L’opération terminée, Annette éprouva un véritable soulagement.

— Voulez-vous me conduire à votre bureau, Monsieur, dit le médecin pour que j’écrive l’ordonnance.

— Je reviens tout de suite, s’excusa le mari auprès de sa femme dont la main tentait de le retenir.

Seul avec le docteur :

— Elle n’est pas en danger, au moins ? demanda Monsieur Richstone inquiet.

Plutôt réticent, l’homme de la science répondit :

— Une pneumonie est toujours grave et l’état déprimant de la malade indique que l’origine du mal est surtout d’ordre moral.

— Oh ! sans doute, l’entrée au couvent de notre fille : ni elle ni moi ne nous en sommes consolés. Mais vous la guérirez, n’est-ce pas, docteur ?

Sur la réponse dubitative de celui-ci :

— Alors balbutia le commerçant, alors elle est perdue ?…

— Je ne dis pas cela, reprit Monsieur Bernadot ; mais je n’ose vous donner grand espoir ; les cures sont difficiles quand le moral du malade n’aide pas la science.

— Dieu veut donc tout me prendre, gémit le pauvre homme, tout !… tout !… Le don de ma fille ne lui suffit-il pas ?

L’âme d’Aurélia fut navrée quand derrière les grilles de son cloître, elle apprit le danger imminent où se trouvait sa tendre mère. Elle répandit ses larmes devant le Seigneur avec le sacrifice de sa volontaire captivité en vue de conjurer le malheur qui la menaçait. Mais Dieu avait préparé ses épaules pour la croix dont il allait les charger.

Trois grandes journées d’agonie passèrent. Monsieur Richstone n’avait pas quitté le chevet de la malade qui malgré ses souffrances semblait remplie d’une béatitude toute divine. Elle avait retrouvé l’ami de la jeunesse, celui qui l’avait aimée et qui l’aimait encore, puisqu’il ne voulait pas qu’elle mourût !…

Vains espoirs !… Efforts superflus !… Elle sentit sa fin approcher et réclama Monsieur le Curé.

Le Divin Maître vint la visiter dans sa maison. Déjà éclairée de l’aurore céleste, parmi les amis agenouillés à son chevet, elle reconnut Marie-Jeanne.

À la nouvelle du malheur qui menaçait Monsieur Richstone, elle était partie par le premier train et arrivait juste pour faire escorte au « Saint Viatique ».

Longuement, Annette contempla la jeune fille qui était la cause inconsciente de tous les maux des siens ; son âme endolorie se serra en présence de celle qui avait supplanté Aurélia dans le cœur de Gaston, et vers qui allait l’affection de Monsieur Richstone au détriment de son épouse ; mais le Dieu de charité vainquit et remporta la victoire sur une basse jalousie.
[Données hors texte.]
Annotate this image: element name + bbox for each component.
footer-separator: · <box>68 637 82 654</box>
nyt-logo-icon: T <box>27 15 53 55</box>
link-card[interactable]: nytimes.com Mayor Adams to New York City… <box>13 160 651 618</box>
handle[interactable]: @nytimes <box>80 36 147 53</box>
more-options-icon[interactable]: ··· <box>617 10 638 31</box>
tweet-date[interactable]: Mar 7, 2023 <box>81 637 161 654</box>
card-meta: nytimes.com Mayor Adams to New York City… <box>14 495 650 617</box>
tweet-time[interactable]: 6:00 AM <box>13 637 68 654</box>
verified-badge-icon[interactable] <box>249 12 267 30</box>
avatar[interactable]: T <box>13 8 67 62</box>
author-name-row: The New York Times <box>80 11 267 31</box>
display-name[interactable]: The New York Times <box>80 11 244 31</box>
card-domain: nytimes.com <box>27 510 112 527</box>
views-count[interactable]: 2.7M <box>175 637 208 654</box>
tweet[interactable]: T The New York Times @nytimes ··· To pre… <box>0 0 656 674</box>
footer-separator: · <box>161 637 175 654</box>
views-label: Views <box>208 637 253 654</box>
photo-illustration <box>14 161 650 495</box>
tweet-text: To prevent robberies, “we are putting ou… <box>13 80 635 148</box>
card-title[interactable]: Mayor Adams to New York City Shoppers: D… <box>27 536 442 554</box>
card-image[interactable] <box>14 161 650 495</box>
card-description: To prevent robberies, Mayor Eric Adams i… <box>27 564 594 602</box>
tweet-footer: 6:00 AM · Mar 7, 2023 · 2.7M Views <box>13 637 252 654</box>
D’un geste défaillant, elle appela Marie-Jeanne et murmura à son oreille d’une voix éteinte :

— Mon enfant, remplace auprès de mon mari, la fille que le bon Dieu nous a reprise !…

Suffoquée par l’émotion, Marie-Jeanne inclina le front pour baiser la main qui avait attiré la sienne.

Mais inerte, Annette Richstone n’entendait plus. Sa victoire suprême la transfigurait dans la mort.

Une lueur de prédestination rayonnant de ses traits l’auréolait de miséricorde et de bonté.